Secondly, our interpretation of political elites’ attitudes towards China should account for their positionality. Their perspectives on China could be influenced by whether they are in government or the opposition.  While he was campaigning for public office — and during the political honeymoon period soon after the election — Sitiveni Rabuka was highly critical of China and seemed to make unambiguous promises to walk back Bainimarama’s pro-China policies and programs. However, as the reality of governing sunk in, he seems to have realized the utility of China’s interventions.

Regarding the policing deal, Rabuka recanted his commitment to cancel the agreement even when his government had reportedly signed a comparable security agreement with Australia. This is significant. This meant that the Fiji government had weighed its options and realized it would still be better off keeping its policing arrangement with China.

The takeaway from this is that while anti-China sentiment is more prevalent in opposition circles, when the same people get into government, the realities of government force them to temper their rhetoric, leading to the pursuit of continuity rather than abrogation of existing China-supported interventions.

Thirdly, the lackluster attitude of Western actors provides shoo-in opportunities for China to consolidate its hold. When Rabuka was elected, Australia — as the regional hegemon — could undercut China’s influence by providing direct alternatives to what the Chinese government offered to Fiji.

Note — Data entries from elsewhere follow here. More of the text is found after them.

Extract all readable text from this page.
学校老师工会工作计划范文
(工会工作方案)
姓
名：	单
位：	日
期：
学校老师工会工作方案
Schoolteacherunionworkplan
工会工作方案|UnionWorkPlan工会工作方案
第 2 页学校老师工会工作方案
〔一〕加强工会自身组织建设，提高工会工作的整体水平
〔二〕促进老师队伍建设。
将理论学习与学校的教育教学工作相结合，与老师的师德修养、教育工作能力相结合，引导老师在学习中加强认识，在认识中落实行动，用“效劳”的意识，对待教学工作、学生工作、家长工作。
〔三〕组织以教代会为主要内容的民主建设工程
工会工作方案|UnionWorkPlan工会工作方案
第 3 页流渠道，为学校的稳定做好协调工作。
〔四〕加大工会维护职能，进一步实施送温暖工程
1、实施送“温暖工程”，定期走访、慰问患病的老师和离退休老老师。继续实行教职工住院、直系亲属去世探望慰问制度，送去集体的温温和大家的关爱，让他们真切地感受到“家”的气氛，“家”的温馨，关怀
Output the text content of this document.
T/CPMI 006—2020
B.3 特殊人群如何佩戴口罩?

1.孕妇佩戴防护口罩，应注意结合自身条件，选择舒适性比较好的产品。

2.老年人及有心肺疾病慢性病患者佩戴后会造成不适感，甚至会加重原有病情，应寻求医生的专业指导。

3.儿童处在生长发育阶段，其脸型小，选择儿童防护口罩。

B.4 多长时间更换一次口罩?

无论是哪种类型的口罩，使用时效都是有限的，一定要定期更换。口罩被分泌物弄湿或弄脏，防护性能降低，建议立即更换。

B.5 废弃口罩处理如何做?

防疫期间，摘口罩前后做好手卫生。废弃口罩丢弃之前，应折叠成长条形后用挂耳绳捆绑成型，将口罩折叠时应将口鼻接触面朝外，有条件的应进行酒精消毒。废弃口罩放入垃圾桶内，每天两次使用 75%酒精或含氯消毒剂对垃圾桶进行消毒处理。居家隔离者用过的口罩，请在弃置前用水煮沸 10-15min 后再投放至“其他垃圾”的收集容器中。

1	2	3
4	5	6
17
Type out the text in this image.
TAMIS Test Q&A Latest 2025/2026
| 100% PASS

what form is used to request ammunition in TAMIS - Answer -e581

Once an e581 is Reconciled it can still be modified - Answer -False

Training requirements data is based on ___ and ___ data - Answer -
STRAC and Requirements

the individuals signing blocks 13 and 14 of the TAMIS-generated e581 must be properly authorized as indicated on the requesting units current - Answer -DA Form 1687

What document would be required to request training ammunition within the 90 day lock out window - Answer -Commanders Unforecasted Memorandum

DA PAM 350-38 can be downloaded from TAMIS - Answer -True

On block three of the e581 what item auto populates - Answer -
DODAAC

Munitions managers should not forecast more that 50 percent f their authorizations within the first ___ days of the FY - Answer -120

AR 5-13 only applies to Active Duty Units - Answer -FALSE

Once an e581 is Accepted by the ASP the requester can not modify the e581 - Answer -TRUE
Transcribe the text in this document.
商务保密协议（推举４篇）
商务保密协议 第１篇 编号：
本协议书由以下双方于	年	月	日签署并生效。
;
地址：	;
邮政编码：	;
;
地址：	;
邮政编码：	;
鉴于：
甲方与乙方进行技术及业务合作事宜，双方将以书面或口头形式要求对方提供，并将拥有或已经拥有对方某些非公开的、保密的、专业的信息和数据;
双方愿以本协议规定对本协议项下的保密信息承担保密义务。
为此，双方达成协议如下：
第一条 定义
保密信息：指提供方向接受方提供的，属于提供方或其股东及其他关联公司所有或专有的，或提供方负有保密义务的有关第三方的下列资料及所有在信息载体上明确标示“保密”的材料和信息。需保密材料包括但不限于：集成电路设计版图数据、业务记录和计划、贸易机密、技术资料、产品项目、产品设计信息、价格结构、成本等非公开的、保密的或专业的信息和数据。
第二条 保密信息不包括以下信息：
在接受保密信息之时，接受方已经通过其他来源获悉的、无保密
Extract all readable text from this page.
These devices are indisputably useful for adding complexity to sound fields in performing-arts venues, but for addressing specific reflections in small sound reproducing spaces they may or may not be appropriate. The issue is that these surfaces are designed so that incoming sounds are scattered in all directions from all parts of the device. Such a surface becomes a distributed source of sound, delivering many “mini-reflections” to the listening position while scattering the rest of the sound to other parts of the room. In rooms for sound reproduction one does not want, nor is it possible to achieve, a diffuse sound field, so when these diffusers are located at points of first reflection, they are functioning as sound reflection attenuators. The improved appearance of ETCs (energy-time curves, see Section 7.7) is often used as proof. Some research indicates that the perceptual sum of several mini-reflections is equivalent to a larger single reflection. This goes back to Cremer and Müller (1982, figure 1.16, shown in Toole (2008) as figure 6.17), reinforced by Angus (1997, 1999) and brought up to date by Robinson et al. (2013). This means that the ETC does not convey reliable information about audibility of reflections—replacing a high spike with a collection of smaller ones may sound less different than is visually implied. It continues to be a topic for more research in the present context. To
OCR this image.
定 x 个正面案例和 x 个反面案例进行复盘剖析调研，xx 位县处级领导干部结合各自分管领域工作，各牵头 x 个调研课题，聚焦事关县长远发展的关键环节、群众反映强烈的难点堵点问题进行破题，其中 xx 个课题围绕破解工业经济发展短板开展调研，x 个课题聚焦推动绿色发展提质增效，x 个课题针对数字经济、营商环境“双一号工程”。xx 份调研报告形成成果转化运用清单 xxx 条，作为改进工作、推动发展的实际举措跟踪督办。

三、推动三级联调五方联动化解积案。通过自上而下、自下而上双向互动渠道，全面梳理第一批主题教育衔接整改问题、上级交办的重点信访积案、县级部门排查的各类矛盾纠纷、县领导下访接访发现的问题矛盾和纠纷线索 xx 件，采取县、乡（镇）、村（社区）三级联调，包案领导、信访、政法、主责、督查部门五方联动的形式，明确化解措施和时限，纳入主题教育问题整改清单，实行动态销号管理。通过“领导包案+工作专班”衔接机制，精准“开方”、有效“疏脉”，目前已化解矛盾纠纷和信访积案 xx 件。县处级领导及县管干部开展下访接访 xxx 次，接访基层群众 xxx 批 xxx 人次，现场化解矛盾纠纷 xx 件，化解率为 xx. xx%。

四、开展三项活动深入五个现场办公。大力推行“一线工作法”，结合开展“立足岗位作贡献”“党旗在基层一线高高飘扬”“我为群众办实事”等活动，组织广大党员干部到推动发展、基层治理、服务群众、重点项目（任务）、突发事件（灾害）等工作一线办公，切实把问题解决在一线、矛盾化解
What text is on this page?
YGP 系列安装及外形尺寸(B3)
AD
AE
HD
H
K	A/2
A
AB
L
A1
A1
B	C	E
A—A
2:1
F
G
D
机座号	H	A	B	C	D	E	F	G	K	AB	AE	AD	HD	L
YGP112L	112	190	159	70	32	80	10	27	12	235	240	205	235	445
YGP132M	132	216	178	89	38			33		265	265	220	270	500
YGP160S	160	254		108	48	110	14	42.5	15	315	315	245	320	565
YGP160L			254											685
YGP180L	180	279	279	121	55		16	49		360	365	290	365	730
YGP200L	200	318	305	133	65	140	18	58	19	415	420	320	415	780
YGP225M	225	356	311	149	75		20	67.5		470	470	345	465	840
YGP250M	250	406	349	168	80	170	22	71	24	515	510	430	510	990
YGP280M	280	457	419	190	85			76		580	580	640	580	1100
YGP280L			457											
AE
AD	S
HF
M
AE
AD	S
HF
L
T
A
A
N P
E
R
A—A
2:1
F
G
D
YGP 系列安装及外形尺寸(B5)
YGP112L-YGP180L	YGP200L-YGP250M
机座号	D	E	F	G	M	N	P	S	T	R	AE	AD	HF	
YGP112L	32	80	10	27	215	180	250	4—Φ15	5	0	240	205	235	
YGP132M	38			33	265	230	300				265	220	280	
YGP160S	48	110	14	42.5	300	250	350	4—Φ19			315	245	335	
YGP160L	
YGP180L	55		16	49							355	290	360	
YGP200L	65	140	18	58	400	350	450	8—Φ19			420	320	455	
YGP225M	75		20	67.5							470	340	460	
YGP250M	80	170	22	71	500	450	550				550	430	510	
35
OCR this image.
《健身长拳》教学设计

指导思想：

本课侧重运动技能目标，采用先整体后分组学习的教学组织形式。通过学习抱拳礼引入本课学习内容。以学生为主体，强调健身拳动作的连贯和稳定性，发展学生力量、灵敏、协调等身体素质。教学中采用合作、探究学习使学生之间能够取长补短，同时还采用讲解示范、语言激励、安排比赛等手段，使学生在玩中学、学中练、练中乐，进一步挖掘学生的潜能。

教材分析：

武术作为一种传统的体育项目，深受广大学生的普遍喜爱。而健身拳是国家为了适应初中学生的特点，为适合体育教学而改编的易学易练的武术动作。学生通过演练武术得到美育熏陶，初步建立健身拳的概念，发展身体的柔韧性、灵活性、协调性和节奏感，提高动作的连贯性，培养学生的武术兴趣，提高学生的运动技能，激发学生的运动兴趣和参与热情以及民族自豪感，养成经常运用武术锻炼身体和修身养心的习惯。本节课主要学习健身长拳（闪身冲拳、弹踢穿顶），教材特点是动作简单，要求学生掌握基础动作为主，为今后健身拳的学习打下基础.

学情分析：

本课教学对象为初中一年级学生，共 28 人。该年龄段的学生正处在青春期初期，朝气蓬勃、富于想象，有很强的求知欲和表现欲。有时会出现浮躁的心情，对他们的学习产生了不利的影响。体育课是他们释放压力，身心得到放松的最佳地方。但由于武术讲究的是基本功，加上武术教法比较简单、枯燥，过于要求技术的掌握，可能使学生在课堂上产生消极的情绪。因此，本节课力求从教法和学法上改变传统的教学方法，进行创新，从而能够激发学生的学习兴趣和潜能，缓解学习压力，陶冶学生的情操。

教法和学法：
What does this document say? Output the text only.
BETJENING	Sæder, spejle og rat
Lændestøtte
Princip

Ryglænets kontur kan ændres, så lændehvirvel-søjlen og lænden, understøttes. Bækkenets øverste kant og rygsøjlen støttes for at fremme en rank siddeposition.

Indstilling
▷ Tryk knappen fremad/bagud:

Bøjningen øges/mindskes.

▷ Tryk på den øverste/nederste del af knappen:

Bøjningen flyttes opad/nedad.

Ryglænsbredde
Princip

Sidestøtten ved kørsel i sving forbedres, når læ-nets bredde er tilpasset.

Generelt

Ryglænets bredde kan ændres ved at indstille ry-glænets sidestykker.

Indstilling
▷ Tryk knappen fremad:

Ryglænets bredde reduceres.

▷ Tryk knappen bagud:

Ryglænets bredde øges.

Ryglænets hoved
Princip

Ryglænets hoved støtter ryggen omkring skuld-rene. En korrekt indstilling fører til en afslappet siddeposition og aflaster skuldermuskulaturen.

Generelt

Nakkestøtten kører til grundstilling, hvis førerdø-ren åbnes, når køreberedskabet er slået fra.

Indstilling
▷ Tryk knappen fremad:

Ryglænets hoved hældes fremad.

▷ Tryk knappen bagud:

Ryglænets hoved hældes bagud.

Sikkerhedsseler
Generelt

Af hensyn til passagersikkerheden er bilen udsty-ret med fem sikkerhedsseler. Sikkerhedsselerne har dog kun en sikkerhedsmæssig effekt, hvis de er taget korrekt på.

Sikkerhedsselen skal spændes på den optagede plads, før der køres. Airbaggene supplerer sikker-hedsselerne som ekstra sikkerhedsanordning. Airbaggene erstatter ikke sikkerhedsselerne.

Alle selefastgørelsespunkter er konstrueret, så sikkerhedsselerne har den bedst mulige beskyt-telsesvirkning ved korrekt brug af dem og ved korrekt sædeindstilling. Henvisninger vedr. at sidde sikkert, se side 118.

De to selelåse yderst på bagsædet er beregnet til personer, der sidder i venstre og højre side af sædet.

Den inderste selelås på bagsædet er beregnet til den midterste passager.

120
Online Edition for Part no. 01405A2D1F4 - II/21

The continuation of the China policing deal clearly demonstrates a lack of competitive options to which the Rabuka government would default.

It is apparent from how China’s Fiji policing model is sought after by other countries in the Pacific — such as Papua New Guinea and the Solomon Islands, among others — that China may be the option of choice for countries in the Pacific yearning for enhanced domestic security.

In sum, we learn that China’s engagement mechanisms with countries in the Global South seem more entrenched than widely thought and that political elites’ attitudes towards China and Chinese government programs are primarily influenced by their positionality. They are bound to be more critical in opposition, but they tend to be circumspect when they get into government. The reality is that notwithstanding governmental turnover, the utility of Chinese government programs — and thus influence — subsists.

Dr. Innocent Batsani-Ncube is an Associate at China ForesightLSE IDEAS, and Lecturer and Convenor of the China in the Global South module at the School of Politics and International Relations, Queen Mary University of London.